15. Sampling system (11) according to claim 13, wherein the adapter (12) and / or the sampling container (1) has / have a securing element (18) which is designed to secure the releasable connection between the adapter (12) and the sampling container (1) and wherein the securing element (18) is designed in such a way that the releasable connection between the adapter (12) and the sampling container (1) can only be released in the event that the adapter (12) is not inserted into the retractable fitting, in particular from the retractable fitting unscrewed is.

16. Sampling system (11) according to claim 12 or 15, wherein the adapter external thread (15) is matched to the interchangeable fitting internal thread (17) in such a way that by means of a screwing movement that can be transmitted via the second end section (8), the adapter (12 ) releasably or non-releasably connected sampling container (1) can be screwed into the internal thread of the retractable fitting via the adapter external thread (15), and that when the same screwing movement is continued by means of a mechanical coupling between the second end section (8) and the first end section (2) the together with the adapter (12) screwed into the retractable fitting sampling container (1) from the sampling position (PS) into the transport position (TS) is adjustable, in particular in the retracted position of the retractable retractable fitting.

17. A method for sampling a fluid (22) contained in a process container (21) with a sampling system (11) according to at least one of the preceding claims 8 to 16, comprising the steps: - Insertion of the sampling container (1) into the lock fitting (5);

- Moving the lock fitting (5) into the retracted position, in which the first end section (2) of the sampling container (1) is brought into contact with the fluid (22);

- Sampling in which the fluid (22) flows into the sample chamber (4); - Adjustment of the sampling container (1) from the sampling position (PS) to the transport position

(TS);

- Moving the lock fitting (5) into the extended position;

- Removal of the sampling container (1) from the lock fitting (5).

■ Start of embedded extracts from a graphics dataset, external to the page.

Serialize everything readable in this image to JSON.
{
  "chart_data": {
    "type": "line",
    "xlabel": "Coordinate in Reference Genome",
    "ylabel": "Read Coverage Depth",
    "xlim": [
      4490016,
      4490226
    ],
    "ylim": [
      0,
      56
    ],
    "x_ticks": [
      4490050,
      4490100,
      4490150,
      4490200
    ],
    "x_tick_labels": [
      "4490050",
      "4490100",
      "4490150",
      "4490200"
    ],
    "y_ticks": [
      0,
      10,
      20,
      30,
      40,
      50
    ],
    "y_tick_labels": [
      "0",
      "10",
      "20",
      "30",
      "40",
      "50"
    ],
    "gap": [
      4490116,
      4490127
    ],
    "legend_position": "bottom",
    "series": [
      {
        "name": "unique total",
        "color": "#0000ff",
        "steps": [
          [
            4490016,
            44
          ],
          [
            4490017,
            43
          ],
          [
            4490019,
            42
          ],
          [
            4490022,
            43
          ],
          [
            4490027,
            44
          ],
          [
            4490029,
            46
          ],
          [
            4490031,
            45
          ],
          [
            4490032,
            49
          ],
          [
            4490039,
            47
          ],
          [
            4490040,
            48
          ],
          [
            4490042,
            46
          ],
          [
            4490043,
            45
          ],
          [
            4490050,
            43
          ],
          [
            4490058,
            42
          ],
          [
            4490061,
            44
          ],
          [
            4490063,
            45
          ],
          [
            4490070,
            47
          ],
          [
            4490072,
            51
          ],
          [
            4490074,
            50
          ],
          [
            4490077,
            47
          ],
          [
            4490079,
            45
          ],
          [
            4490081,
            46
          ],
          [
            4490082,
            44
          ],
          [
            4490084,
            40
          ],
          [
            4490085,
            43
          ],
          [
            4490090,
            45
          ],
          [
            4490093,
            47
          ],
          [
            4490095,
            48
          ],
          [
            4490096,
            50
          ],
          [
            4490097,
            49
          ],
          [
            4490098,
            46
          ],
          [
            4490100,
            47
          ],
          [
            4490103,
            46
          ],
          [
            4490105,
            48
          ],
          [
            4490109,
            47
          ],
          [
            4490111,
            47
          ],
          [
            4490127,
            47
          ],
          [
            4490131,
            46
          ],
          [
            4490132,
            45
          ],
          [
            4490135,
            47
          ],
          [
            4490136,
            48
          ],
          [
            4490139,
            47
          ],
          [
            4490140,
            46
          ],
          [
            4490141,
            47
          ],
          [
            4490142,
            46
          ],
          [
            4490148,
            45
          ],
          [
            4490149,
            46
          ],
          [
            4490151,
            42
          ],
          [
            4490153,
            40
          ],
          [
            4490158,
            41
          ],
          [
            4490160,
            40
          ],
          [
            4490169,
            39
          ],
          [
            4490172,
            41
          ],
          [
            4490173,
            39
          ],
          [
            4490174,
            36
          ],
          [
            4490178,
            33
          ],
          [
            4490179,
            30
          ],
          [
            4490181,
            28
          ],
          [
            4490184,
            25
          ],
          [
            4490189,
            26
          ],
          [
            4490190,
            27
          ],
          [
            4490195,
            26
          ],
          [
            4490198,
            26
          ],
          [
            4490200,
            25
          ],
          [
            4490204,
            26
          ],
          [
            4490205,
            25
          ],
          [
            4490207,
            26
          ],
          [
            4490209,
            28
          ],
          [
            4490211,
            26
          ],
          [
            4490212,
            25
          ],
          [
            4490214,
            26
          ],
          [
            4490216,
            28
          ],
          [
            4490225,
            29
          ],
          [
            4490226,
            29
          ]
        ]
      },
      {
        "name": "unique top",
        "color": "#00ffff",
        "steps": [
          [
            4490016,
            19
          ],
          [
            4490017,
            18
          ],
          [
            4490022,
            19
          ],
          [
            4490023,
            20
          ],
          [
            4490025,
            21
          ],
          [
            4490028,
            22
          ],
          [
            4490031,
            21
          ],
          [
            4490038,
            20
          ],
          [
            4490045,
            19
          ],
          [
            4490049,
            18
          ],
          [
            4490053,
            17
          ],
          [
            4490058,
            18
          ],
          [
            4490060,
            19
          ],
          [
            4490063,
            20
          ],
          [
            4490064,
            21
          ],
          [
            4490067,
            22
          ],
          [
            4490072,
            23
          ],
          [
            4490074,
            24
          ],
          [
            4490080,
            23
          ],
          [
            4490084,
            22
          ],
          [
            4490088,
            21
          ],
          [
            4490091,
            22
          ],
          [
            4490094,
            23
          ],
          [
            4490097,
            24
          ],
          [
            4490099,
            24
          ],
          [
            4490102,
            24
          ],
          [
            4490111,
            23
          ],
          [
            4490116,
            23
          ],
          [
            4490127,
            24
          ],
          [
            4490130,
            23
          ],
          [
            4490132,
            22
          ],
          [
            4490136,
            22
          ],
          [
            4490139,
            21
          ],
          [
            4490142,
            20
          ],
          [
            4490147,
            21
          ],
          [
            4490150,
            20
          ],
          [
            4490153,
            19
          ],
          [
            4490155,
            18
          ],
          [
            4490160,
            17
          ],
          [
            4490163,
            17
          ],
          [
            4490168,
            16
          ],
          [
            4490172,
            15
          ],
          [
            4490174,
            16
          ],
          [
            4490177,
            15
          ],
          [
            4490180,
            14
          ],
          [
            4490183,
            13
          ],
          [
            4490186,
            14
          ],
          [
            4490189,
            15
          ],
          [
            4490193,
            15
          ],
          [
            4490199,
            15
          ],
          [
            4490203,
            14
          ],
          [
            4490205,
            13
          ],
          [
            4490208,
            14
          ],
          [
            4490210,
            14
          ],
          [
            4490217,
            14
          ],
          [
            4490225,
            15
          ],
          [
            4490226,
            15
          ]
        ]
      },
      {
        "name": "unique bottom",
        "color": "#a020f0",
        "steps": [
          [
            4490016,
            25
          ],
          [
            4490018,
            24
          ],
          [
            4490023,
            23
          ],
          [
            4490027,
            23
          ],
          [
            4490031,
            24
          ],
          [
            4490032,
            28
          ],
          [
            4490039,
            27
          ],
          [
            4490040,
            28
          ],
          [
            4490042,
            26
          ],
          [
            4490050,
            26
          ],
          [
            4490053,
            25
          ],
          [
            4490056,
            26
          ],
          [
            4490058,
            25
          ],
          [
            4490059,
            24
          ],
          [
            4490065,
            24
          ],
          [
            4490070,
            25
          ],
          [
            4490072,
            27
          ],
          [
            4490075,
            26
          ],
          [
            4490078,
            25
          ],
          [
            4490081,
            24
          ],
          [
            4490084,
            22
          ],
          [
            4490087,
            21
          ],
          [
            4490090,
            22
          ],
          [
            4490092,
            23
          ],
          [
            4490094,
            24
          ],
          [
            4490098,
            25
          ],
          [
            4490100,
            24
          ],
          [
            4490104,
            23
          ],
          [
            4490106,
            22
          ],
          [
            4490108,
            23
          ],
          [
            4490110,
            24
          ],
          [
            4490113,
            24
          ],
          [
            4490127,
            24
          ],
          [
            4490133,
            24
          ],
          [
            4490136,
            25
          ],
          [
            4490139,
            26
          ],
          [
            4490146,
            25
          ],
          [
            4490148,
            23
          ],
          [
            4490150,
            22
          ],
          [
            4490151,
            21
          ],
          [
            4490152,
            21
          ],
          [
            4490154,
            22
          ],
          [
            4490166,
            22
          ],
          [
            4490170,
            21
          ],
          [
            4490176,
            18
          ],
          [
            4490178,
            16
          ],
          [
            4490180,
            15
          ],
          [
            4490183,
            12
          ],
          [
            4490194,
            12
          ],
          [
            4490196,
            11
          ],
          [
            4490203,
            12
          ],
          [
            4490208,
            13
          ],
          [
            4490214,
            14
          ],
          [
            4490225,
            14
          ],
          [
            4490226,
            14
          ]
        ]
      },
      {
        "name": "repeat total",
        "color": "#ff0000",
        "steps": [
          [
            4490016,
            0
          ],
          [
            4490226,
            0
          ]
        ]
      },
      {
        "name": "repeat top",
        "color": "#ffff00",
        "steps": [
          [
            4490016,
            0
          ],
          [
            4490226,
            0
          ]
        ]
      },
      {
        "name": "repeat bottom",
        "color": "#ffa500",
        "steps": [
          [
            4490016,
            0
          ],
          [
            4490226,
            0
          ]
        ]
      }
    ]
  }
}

18. The method according to claim 17, wherein the method comprises at least the following step preceding the insertion of the sampling container (1) into the lock fitting (5):

Adjustment of the sampling container (1) from the transport position (TS) to the sampling position (PS).

19. The method according to at least one of claims 17 to 18, wherein a retractable retractable fitting for an electrochemical sensor with an electrochemical sensor (13) inserted therein is used as the lock fitting (5), and wherein the method includes the following, the insertion of the sampling container (1 ) in the lock fitting (5) comprises the preceding steps:

- Removal of the electrochemical sensor (13) from the retractable retractable fitting;

- Placing the adapter (12) on the sampling container (1) or inserting the adapter (12) into the retractable retractable fitting following the removal of the electrochemical sensor (13) from the retractable fitting.